The Great Wolf writhed and leapt with every slice. I felt him running around the moon, around the sun, cutting his paws on the gleaming-bright edges of the stars. Through the growing hole in his stomach, I could see the world on fire, the sun and moon crossing one another. Darkness and light went wild across Pendarvis and all the surrounding kingdoms as dawn and dusk fought against day and night. 

I sliced and sawed. Finally, my bone-knife cut enough to slip out of the Great Wolf’s belly into the new world. 

Out I came tumbling, naked but not shivering, my body becoming something outside of life and death, day and night, human and wolf. Something entirely new.

There was snow falling, clean and still as the quiet after a birth. The Great Wolf lay on the earth, blood pooling in the snow. I took the old woman’s hair-rope and bound him to the ground. 
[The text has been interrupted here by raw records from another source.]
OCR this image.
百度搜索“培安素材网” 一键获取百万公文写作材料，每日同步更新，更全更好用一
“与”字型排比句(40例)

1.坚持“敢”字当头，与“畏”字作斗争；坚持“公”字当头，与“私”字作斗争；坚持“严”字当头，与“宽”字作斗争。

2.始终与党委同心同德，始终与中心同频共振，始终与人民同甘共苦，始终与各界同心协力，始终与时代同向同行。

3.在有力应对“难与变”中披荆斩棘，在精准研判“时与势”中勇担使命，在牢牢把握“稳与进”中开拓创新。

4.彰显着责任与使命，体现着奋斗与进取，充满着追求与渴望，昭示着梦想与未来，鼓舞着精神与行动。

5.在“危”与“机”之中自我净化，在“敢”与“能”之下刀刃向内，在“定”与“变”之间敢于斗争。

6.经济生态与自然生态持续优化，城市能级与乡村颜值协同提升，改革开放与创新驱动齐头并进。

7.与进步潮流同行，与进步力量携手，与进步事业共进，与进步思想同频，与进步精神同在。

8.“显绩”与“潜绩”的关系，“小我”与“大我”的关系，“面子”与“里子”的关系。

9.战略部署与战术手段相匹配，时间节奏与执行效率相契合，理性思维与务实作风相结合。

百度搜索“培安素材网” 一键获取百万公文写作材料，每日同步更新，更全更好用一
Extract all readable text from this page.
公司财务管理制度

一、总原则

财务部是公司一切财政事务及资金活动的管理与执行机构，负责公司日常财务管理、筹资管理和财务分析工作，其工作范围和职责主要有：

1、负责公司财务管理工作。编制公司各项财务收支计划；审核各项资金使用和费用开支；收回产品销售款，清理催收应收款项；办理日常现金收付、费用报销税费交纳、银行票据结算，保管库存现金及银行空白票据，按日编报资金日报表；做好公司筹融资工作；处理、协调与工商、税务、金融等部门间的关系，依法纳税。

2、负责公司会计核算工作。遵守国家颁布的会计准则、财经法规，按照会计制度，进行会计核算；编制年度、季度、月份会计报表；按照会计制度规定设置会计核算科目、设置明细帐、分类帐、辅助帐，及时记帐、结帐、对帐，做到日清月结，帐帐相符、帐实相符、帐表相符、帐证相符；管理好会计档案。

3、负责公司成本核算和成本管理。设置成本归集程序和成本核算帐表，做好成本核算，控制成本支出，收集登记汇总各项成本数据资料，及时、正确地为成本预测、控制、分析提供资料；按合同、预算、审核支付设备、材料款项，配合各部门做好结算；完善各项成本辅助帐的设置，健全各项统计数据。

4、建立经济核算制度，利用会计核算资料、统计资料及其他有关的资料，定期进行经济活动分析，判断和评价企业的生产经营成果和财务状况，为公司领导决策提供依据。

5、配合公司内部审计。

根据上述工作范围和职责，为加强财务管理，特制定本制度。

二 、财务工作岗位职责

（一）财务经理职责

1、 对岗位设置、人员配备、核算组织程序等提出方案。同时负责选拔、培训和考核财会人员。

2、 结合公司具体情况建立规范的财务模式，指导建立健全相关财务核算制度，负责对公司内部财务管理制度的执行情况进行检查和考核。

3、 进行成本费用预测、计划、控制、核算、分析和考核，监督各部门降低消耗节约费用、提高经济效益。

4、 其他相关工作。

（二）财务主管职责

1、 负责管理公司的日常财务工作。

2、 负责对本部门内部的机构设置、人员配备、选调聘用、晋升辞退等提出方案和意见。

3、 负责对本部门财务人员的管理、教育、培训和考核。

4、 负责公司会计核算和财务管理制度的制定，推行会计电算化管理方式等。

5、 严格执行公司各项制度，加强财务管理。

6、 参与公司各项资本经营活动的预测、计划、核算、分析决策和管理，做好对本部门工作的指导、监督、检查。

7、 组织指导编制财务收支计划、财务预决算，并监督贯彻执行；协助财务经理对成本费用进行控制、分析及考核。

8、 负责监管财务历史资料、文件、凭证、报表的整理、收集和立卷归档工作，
Where his blood ran, new rivers arose. His body became a mountain and his black fur grew into a thick coat of pines, dark and sharp. His heart became a drooping tree of peeling white-black bark and bloodless white leaves.

People began to congregate at the edges of these dark woods, falling to their knees. I heard their cries for protection. I saw their offerings of girls—and boys, too. I smelt their sacrificial fires. They begged for protection. Pleaded for safety.

I turned my back to them. 

There would be no more circle-dances, no more sacrifices.

Alone, I walked into this new world, wholly myself, wholly Runi and nothing else, neither girl nor boy, nor wolf nor human. I chose life and death, day and night, all together. I licked my lips and swallowed air into the gleaming new palace inside of myself.